Je ne connais ni le roman ni l’autrice que tu mentionnes, mais le titre est déjà très évocateur …

Autist Reading 13 mai 2024 - 15 h 05 min

Je ne l’ai pas vu passer celui-ci et je n’ai même pas souvenir d’avoir lu quoi que ce soit à son sujet. Pourtant, le sujet est intéressant et si, en plus, le traitement est top, ça aurait été dommage… Merci pour le conseil qui fait office de piqûre de rappel (sans rappel) !

Electra 13 mai 2024 - 16 h 00 min

De rien ! j’ai vu deux YT (je crois) en parler et ensuite sur les réseaux anglophones, je l’ai de nouveau croisé, il faut dire que le sujet et surtout la vision d’une jeunesse violente et désenchantée est vraiment très spéciale. Malsain est un adjectif qui va très bien, donc si ça ne te fait pas peur , fonce !

je lis je blogue 13 mai 2024 - 17 h 41 min

J’ai pensé aussi au roman de Monica Ojeda que je n’avais d’ailleurs pas autant apprécié qu’Ingannmic. Les histoires d’adolescentes ne sont pas vraiment ma tasse de thé. Le malaise que tu as éprouvé en lisant ce roman ne m’incite pas trop à le lire.

Electra 14 mai 2024 - 18 h 01 min

oui, on a tous nos sujets ou thèmes qu’on ne souhaite pas lire – moi un roman sur un homme français, je passe toujours …

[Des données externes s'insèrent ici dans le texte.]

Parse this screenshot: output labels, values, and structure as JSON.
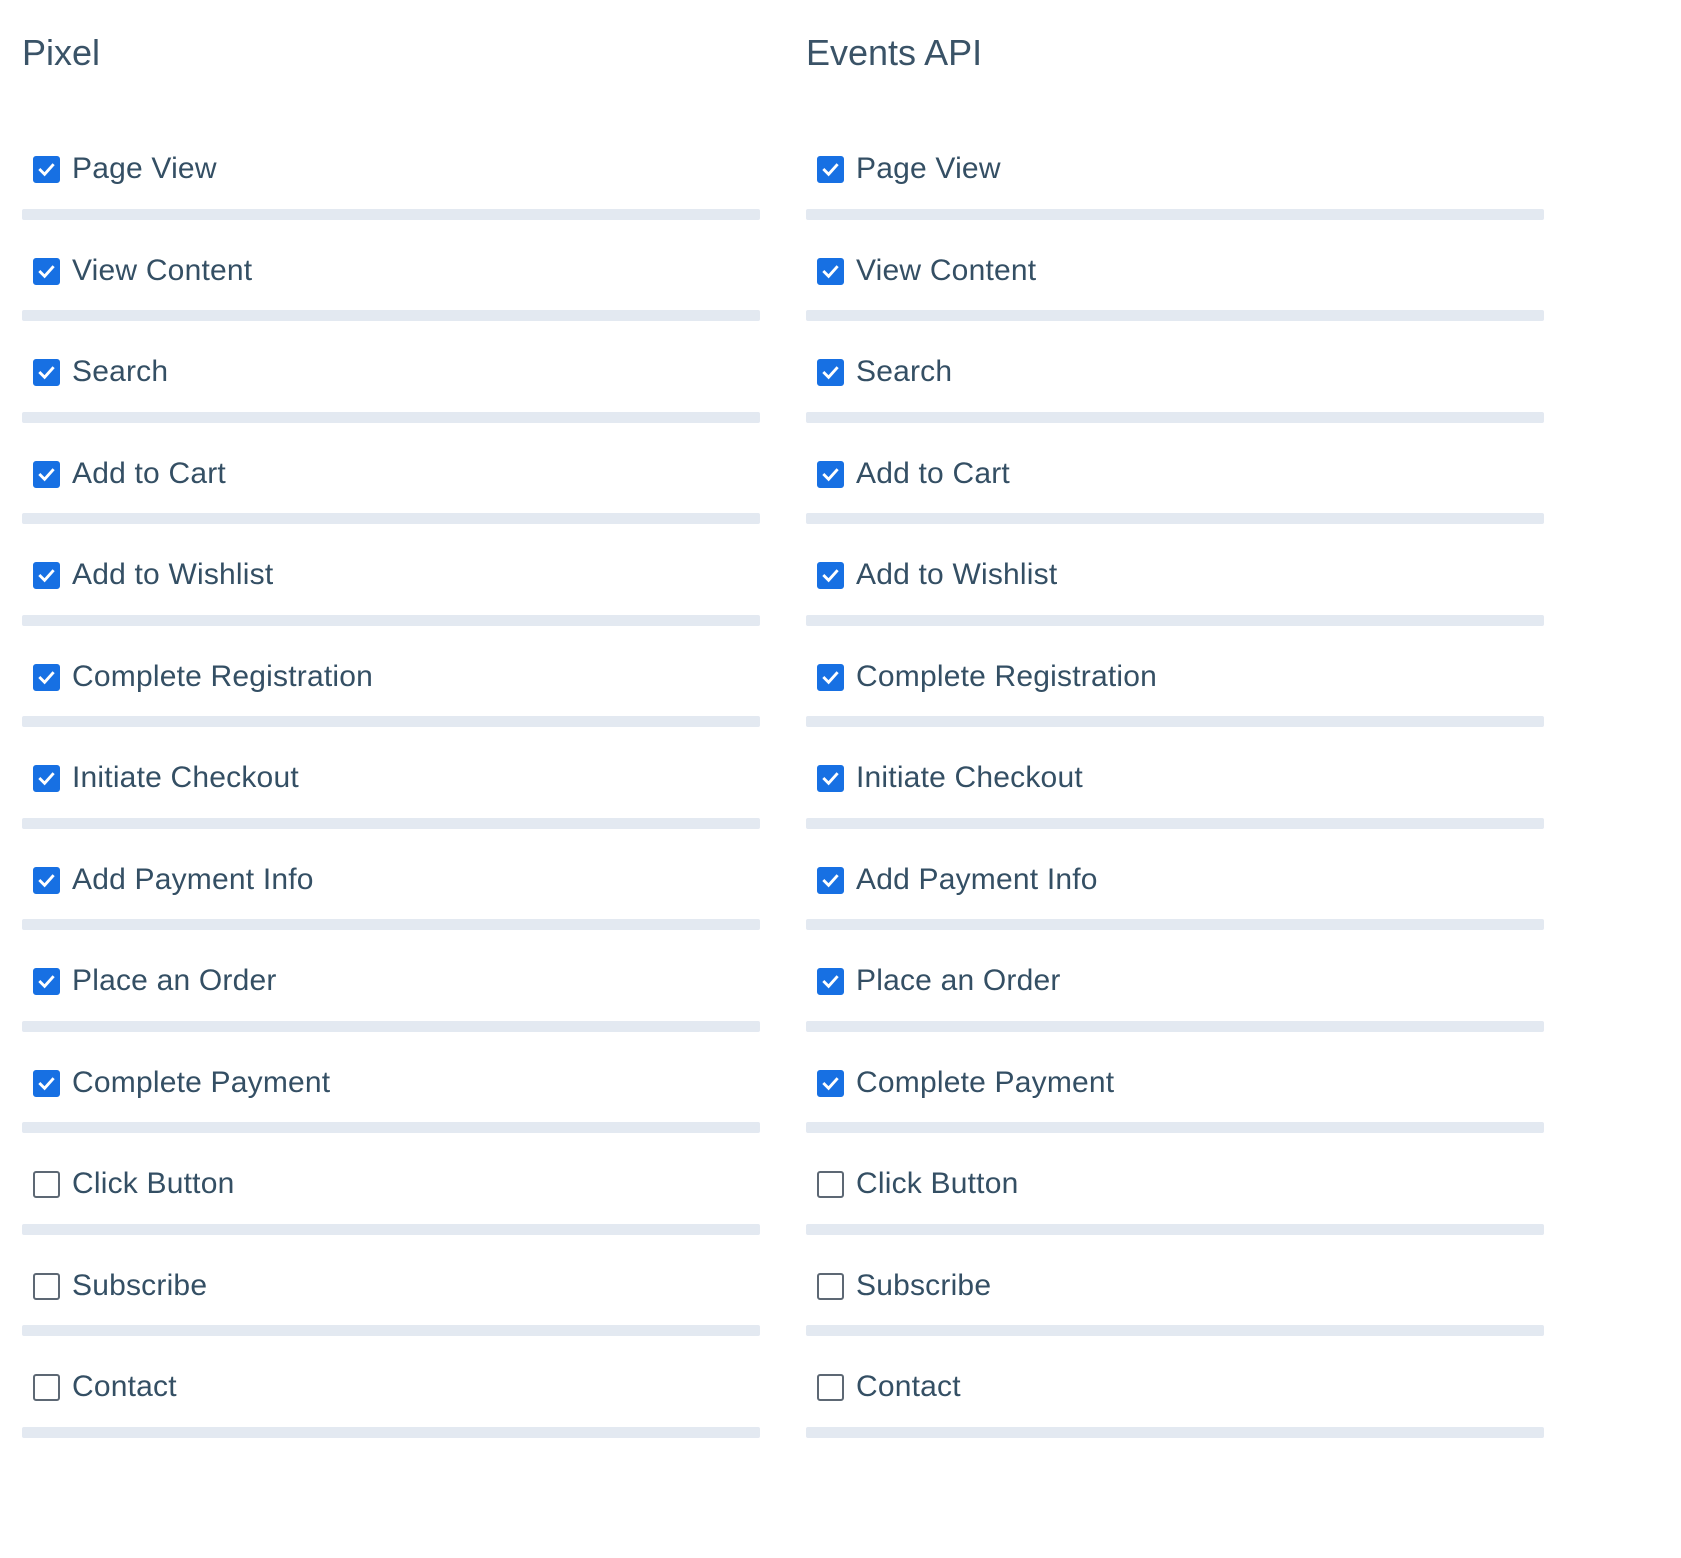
{
  "columns": [
    {
      "id": "pixel",
      "title": "Pixel",
      "events": [
        {
          "label": "Page View",
          "checked": true
        },
        {
          "label": "View Content",
          "checked": true
        },
        {
          "label": "Search",
          "checked": true
        },
        {
          "label": "Add to Cart",
          "checked": true
        },
        {
          "label": "Add to Wishlist",
          "checked": true
        },
        {
          "label": "Complete Registration",
          "checked": true
        },
        {
          "label": "Initiate Checkout",
          "checked": true
        },
        {
          "label": "Add Payment Info",
          "checked": true
        },
        {
          "label": "Place an Order",
          "checked": true
        },
        {
          "label": "Complete Payment",
          "checked": true
        },
        {
          "label": "Click Button",
          "checked": false
        },
        {
          "label": "Subscribe",
          "checked": false
        },
        {
          "label": "Contact",
          "checked": false
        }
      ]
    },
    {
      "id": "events-api",
      "title": "Events API",
      "events": [
        {
          "label": "Page View",
          "checked": true
        },
        {
          "label": "View Content",
          "checked": true
        },
        {
          "label": "Search",
          "checked": true
        },
        {
          "label": "Add to Cart",
          "checked": true
        },
        {
          "label": "Add to Wishlist",
          "checked": true
        },
        {
          "label": "Complete Registration",
          "checked": true
        },
        {
          "label": "Initiate Checkout",
          "checked": true
        },
        {
          "label": "Add Payment Info",
          "checked": true
        },
        {
          "label": "Place an Order",
          "checked": true
        },
        {
          "label": "Complete Payment",
          "checked": true
        },
        {
          "label": "Click Button",
          "checked": false
        },
        {
          "label": "Subscribe",
          "checked": false
        },
        {
          "label": "Contact",
          "checked": false
        }
      ]
    }
  ],
  "colors": {
    "checkbox_checked": "#1770e3",
    "checkbox_unchecked_border": "#5d6874",
    "divider": "#e3e9f1",
    "text": "#344f64"
  },
  "icons": {
    "checked": "checkmark-icon"
  }
}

Fanja 14 mai 2024 - 23 h 58 min

Tout comme Je lis, je blogue (sauf la première phrase^^). C’est vraiment très précisément tout ce que tu décris d’ailleurs que je n’aime pas dans les histoires d’adolescents, quand j’y pense.

Electra 16 mai 2024 - 20 h 20 min

oui, comme je lui disais, pareil je fuis certains romans pour leurs thèmes, moi j’aime les histoires d’adolescents et je déteste les adultes qui se regardent trop le nombril (très courant chez les auteurs français)

Marie-Claude 15 mai 2024 - 16 h 06 min

Tu sais, moi et les ados… Tu te doutes bien que j’attends avec impatience une traduction! En attendant, tu m’as donné envie de lire enfin Virgin Suicides de Jeffrey Eugenides…

Electra 16 mai 2024 - 20 h 21 min

ah oui, il faut lire Virgin Suicides ! oh j’ai immédiatement envie de le relire. Celui-ci te plaira aussi, il dérange mais en même temps, je le trouve nécessaire.